L’enseignante, elle, sans enfant ni mari, si elle n’a pu éviter à Théo d’aller frôler la mort parce que tout le collège est lui aussi resté sourd à la détresse de cet élève alors qu’elle avait tout fait pour la faire entendre, semble avoir réussi à le sauver, envoyant les pompiers. Cependant, l’association de malfaiteurs qu’est le couple en charge d’un garçon, si elle est mise à jour par cette trouvaille, ne débouche pas encore sur l’impératif, qui serait si audacieux, d’envisager tout autrement la responsabilité des enfants, si la charge de famille est en vérité si dure à assumer et fait régner la haine entre homme et femme en mettant à mal la virilité. Ce livre, en même temps que l’écriture suit le fil d’une détresse de garçon de treize ans, oriente son projecteur sur le poids qui pèse sur les épaules des hommes en charge de famille, et sous le regard qui peut être sans pitié des femmes. Le père de Théo devient sous ce regard un déchet. Le père de Mathis devient derrière l’homme de bonne famille qui assume parfaitement la famille qu’il a reproduite l’homme grossier qui a l’air de s’échapper d’un rôle trop dur à assumer et de le couvrir d’injures qui le montre déchu. Et les enfants, dans tout ça ? Les garçons, par exemple, Théo, Mathis, de plein fouet atteints par ce jugement sur la virilité de leur père respectif chef déchu de famille ? Il est comme par hasard aussi question du père de cette enseignante sensible à la détresse de Théo, et qui le sauve !
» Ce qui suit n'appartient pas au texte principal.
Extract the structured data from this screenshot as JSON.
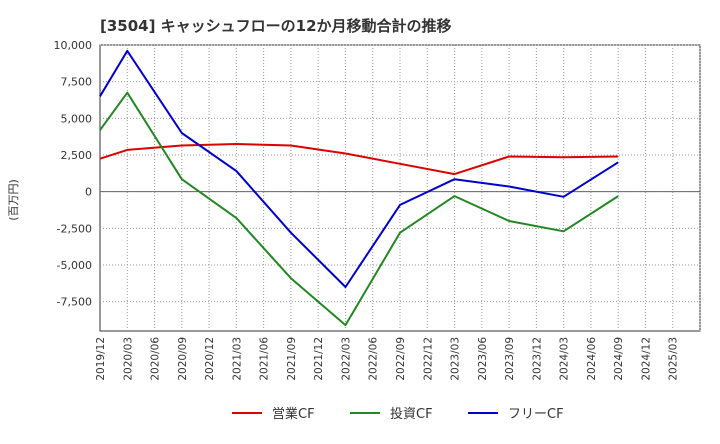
{
  "chart_data": {
    "type": "line",
    "title": "[3504]  キャッシュフローの12か月移動合計の推移",
    "ylabel": "(百万円)",
    "xlabel": "",
    "ylim": [
      -9500,
      10000
    ],
    "yticks": [
      10000,
      7500,
      5000,
      2500,
      0,
      -2500,
      -5000,
      -7500
    ],
    "ytick_labels": [
      "10,000",
      "7,500",
      "5,000",
      "2,500",
      "0",
      "-2,500",
      "-5,000",
      "-7,500"
    ],
    "categories": [
      "2019/12",
      "2020/03",
      "2020/06",
      "2020/09",
      "2020/12",
      "2021/03",
      "2021/06",
      "2021/09",
      "2021/12",
      "2022/03",
      "2022/06",
      "2022/09",
      "2022/12",
      "2023/03",
      "2023/06",
      "2023/09",
      "2023/12",
      "2024/03",
      "2024/06",
      "2024/09",
      "2024/12",
      "2025/03"
    ],
    "grid": true,
    "legend_position": "bottom",
    "series": [
      {
        "name": "営業CF",
        "color": "#dd0000",
        "points": [
          {
            "x": "2019/12",
            "y": 2250
          },
          {
            "x": "2020/03",
            "y": 2850
          },
          {
            "x": "2020/09",
            "y": 3150
          },
          {
            "x": "2021/03",
            "y": 3250
          },
          {
            "x": "2021/09",
            "y": 3150
          },
          {
            "x": "2022/03",
            "y": 2600
          },
          {
            "x": "2022/09",
            "y": 1900
          },
          {
            "x": "2023/03",
            "y": 1200
          },
          {
            "x": "2023/09",
            "y": 2400
          },
          {
            "x": "2024/03",
            "y": 2350
          },
          {
            "x": "2024/09",
            "y": 2400
          }
        ]
      },
      {
        "name": "投資CF",
        "color": "#228822",
        "points": [
          {
            "x": "2019/12",
            "y": 4200
          },
          {
            "x": "2020/03",
            "y": 6750
          },
          {
            "x": "2020/09",
            "y": 850
          },
          {
            "x": "2021/03",
            "y": -1800
          },
          {
            "x": "2021/09",
            "y": -5900
          },
          {
            "x": "2022/03",
            "y": -9100
          },
          {
            "x": "2022/09",
            "y": -2800
          },
          {
            "x": "2023/03",
            "y": -300
          },
          {
            "x": "2023/09",
            "y": -2000
          },
          {
            "x": "2024/03",
            "y": -2700
          },
          {
            "x": "2024/09",
            "y": -300
          }
        ]
      },
      {
        "name": "フリーCF",
        "color": "#0000cc",
        "points": [
          {
            "x": "2019/12",
            "y": 6500
          },
          {
            "x": "2020/03",
            "y": 9600
          },
          {
            "x": "2020/09",
            "y": 4000
          },
          {
            "x": "2021/03",
            "y": 1400
          },
          {
            "x": "2021/09",
            "y": -2800
          },
          {
            "x": "2022/03",
            "y": -6500
          },
          {
            "x": "2022/09",
            "y": -900
          },
          {
            "x": "2023/03",
            "y": 850
          },
          {
            "x": "2023/09",
            "y": 350
          },
          {
            "x": "2024/03",
            "y": -350
          },
          {
            "x": "2024/09",
            "y": 2000
          }
        ]
      }
    ]
  }
}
L’air de rien, dans le blanc même que l’écriture laisse quant à l’invention d’une toute autre organisation de la sexualité et de la responsabilité des enfants qui renouvellent l’humanité, ce livre de Delphine De Vigan, « Les loyautés », pose quand même la question de que faire, afin que se dénoue l’association de malfaiteurs.